À titre de référence, le cas illustré à la Figure 2 a également été résolu de la même façon ; la solution est identique, quel que soit le format du sous-domaine frauduleux. Dans le cas de ce client, les 5 509 sous-domaines détectés en sept jours permettent de remonter à 41 domaines parents seulement. Comme nous avions déjà mis fin à l'usurpation de 26 de ces sous-domaines via les méthodes susmentionnées, 15 modifications DMARC simples seulement restaient encore à effectuer pour interdire ensuite toute usurpation ultérieure.
Là encore, il était impératif de faire extrêmement attention à ce qu'aucun sous-domaine légitime n'hérite accidentellement et prématurément des instructions de rejet.
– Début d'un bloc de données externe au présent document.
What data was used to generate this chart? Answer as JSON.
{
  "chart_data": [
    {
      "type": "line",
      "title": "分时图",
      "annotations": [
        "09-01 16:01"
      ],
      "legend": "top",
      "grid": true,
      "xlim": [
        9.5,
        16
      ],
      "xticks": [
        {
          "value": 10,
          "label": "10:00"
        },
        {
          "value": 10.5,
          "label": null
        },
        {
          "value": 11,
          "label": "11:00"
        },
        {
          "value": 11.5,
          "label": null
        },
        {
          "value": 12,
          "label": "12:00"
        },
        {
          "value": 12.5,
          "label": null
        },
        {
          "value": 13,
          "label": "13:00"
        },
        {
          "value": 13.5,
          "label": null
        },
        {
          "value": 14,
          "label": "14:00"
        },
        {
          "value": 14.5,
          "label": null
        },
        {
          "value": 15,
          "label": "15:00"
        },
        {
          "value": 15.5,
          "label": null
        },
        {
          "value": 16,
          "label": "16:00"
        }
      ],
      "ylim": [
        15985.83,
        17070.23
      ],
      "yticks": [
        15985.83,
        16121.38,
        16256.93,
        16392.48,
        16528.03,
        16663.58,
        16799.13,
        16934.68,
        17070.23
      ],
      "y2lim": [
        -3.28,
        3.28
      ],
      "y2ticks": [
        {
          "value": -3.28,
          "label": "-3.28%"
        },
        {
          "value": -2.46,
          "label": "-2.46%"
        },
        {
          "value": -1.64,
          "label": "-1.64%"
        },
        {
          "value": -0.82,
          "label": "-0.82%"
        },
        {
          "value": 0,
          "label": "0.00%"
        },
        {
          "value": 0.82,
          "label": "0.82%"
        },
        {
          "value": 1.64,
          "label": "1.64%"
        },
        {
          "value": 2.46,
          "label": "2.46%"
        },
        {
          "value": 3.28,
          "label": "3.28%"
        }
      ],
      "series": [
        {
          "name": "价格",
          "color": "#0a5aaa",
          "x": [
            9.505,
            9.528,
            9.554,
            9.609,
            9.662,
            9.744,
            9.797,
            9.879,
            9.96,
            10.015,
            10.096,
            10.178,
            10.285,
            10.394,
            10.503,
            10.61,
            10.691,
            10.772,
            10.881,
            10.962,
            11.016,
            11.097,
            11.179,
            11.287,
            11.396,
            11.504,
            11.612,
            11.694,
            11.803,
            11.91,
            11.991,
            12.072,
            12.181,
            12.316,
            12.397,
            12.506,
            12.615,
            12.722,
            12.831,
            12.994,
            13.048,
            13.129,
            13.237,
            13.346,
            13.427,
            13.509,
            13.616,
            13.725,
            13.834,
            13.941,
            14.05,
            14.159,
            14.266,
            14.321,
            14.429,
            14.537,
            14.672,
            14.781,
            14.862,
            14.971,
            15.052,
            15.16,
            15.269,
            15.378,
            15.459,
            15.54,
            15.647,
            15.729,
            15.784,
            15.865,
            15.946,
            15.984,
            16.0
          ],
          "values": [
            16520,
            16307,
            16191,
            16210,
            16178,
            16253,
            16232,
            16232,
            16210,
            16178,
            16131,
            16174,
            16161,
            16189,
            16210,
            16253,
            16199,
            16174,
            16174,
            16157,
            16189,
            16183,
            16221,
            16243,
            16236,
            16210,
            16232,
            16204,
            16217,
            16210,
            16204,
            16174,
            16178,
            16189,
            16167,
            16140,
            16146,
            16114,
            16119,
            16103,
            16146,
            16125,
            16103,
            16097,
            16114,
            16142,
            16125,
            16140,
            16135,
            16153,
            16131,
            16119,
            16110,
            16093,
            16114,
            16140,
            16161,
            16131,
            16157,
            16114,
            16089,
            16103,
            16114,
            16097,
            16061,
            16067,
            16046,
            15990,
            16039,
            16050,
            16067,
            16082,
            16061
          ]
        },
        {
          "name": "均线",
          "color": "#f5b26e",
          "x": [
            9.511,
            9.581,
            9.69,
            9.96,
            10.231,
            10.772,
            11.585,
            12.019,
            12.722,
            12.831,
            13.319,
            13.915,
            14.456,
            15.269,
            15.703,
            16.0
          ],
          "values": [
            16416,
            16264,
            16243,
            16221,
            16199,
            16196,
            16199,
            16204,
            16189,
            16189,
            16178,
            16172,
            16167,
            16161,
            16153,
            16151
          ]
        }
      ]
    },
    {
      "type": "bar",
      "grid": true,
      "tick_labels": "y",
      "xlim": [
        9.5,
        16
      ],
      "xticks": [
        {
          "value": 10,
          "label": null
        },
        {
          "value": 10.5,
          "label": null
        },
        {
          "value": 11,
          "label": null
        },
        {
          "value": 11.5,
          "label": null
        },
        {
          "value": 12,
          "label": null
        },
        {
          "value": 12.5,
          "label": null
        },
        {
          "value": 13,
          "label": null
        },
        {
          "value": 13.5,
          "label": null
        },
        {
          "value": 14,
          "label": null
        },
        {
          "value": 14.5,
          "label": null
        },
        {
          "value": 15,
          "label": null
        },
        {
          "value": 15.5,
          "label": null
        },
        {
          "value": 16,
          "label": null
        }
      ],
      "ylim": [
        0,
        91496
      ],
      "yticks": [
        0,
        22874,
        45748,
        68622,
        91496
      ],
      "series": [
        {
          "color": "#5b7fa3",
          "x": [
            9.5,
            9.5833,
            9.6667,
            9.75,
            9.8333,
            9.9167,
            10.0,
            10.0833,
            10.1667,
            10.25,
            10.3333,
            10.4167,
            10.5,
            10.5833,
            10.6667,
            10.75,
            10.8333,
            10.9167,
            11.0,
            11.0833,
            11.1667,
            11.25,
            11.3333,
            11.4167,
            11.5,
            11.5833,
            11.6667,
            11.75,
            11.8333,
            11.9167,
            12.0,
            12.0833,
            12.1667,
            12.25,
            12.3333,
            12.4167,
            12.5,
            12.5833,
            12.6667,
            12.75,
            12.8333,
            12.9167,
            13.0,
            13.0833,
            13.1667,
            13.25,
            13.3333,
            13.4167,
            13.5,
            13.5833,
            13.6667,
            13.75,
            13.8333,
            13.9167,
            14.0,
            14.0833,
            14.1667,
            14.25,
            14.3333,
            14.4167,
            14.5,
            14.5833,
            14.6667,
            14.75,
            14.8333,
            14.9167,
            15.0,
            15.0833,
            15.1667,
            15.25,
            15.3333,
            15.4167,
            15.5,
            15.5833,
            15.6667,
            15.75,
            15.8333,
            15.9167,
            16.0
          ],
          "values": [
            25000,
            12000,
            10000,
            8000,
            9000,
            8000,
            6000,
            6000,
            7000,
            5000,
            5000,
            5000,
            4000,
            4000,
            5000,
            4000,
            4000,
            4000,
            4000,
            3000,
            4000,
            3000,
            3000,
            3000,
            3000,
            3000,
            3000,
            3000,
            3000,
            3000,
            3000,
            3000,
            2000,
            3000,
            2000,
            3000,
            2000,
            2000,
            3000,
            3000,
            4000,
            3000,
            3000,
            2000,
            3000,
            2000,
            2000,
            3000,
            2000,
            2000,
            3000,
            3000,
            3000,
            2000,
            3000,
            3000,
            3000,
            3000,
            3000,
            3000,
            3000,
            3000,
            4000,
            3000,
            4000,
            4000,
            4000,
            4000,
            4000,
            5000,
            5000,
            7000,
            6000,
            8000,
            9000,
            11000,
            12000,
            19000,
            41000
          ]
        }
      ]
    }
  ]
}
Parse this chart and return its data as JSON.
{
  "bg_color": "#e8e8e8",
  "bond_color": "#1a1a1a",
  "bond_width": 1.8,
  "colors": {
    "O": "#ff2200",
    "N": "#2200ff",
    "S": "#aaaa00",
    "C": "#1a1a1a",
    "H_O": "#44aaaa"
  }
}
Conclusion : protégez-vous du snowshoeing avec la DMARC !
L'usurpation de sous-domaines et le snowshoe spamming vont souvent de paire, mais en termes d'échelle, les cybercriminels sont passés à la vitesse supérieure. Les spécialistes de la sécurité ont prêté une attention particulière à cette première attaque de phishing sur LinkedIn signalée la semaine dernière, mais cette approche concerne pratiquement toutes les entreprises et toutes les grandes marques renommées. Face à ce type de menaces, la meilleure méthode est de loin l'implémentation soignée d'une politique DMARC et, en particulier, de l'héritage DMARC.